The background to this young adult verse novel is that in 1989 five teens were arrested and convicted of rape and battery in what came to be known as The Central Park Jogger case. Yusef Salaam was one of those boys, against whom there was no evidence. Punching the Air is not Yusef's autobiography but is inspired by his experience as a young artist and incarcerated black teen.
Our protagonist in this story is Amal. He's a clever kid who writes rhymes and gets into the extended art class but institutional racism is against him from the start. Ms Rinaldi teaches by making him memorise paintings and dates and when Amal queries the relevance of old white painters it becomes clear that this system doesn't cater for a boy of his background.
There has been a gentrification of the area in which Amal has grown up. He's out with his mates one night and the white boys tell the black boys to get out of their neighbourhood. An almighty fight cracks off and Amal is involved. A white boy is beaten so badly he becomes comatose and Amal is caught, tried and convicted, protesting his innocence all the way.

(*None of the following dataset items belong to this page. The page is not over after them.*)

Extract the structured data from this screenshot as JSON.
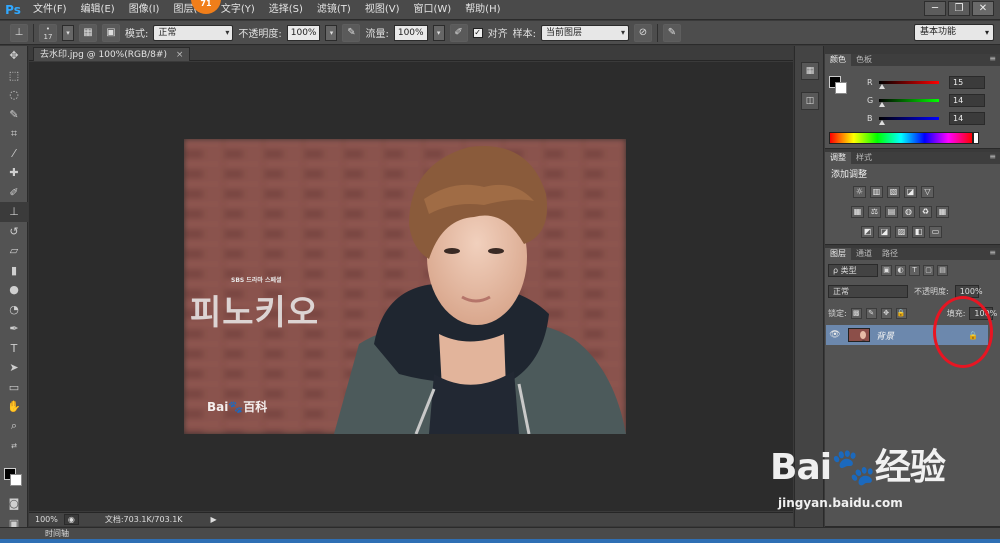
{
  "app": {
    "logo": "Ps"
  },
  "menu": [
    "文件(F)",
    "编辑(E)",
    "图像(I)",
    "图层(L)",
    "文字(Y)",
    "选择(S)",
    "滤镜(T)",
    "视图(V)",
    "窗口(W)",
    "帮助(H)"
  ],
  "notification_badge": "71",
  "window_controls": {
    "minimize": "─",
    "restore": "❐",
    "close": "✕"
  },
  "options": {
    "brush_size": "17",
    "mode_label": "模式:",
    "mode_value": "正常",
    "opacity_label": "不透明度:",
    "opacity_value": "100%",
    "flow_label": "流量:",
    "flow_value": "100%",
    "aligned_label": "对齐",
    "sample_label": "样本:",
    "sample_value": "当前图层",
    "workspace": "基本功能"
  },
  "document": {
    "tab_title": "去水印.jpg @ 100%(RGB/8#)",
    "tab_close": "×",
    "watermark_small": "SBS 드라마 스페셜",
    "watermark_title": "피노키오",
    "watermark_baidu": "Bai🐾百科"
  },
  "status": {
    "zoom": "100%",
    "doc_info": "文档:703.1K/703.1K",
    "play": "▶"
  },
  "timeline_label": "时间轴",
  "color_panel": {
    "tabs": [
      "颜色",
      "色板"
    ],
    "channels": [
      {
        "label": "R",
        "value": "15",
        "gradient": "linear-gradient(to right,#000,#f00)"
      },
      {
        "label": "G",
        "value": "14",
        "gradient": "linear-gradient(to right,#000,#0f0)"
      },
      {
        "label": "B",
        "value": "14",
        "gradient": "linear-gradient(to right,#000,#00f)"
      }
    ]
  },
  "adjust_panel": {
    "tabs": [
      "调整",
      "样式"
    ],
    "heading": "添加调整",
    "row1": [
      "☼",
      "▥",
      "▧",
      "◪",
      "▽"
    ],
    "row2": [
      "▦",
      "⚖",
      "▤",
      "◍",
      "♻",
      "▦"
    ],
    "row3": [
      "◩",
      "◪",
      "▨",
      "◧",
      "▭"
    ]
  },
  "layers_panel": {
    "tabs": [
      "图层",
      "通道",
      "路径"
    ],
    "filter_kind": "ρ 类型",
    "blend_mode": "正常",
    "opacity_label": "不透明度:",
    "opacity_value": "100%",
    "lock_label": "锁定:",
    "fill_label": "填充:",
    "fill_value": "100%",
    "layer_name": "背景",
    "footer_icons": [
      "⊖",
      "fx",
      "◘",
      "◐",
      "▭",
      "▤",
      "🗑"
    ]
  },
  "site_watermark": {
    "logo": "Bai🐾经验",
    "url": "jingyan.baidu.com"
  }
}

Amal is traumatised and this is not an easy transition for him. He's angry and humiliated and expecting everyone to be against him and of course many are. The worst of the violence and racism is alluded to but it is neatly and horrifically encapsulated in a description of a tattoo that one of the prison guards wears of a black baby with a noose around its neck. There are tiny moments like this that say absolutely everything and the result is an emotional punch to the gut.
Amal comes to engage with the scant opportunities that are presented to him while incarcerated – a poetry class that gets pulled, an art initiative that gets squashed by bureaucracy – and he beautifully and subtly references Maya Angelou's Still I Rise. As his dreams are consistently brought to dust, still, he rises.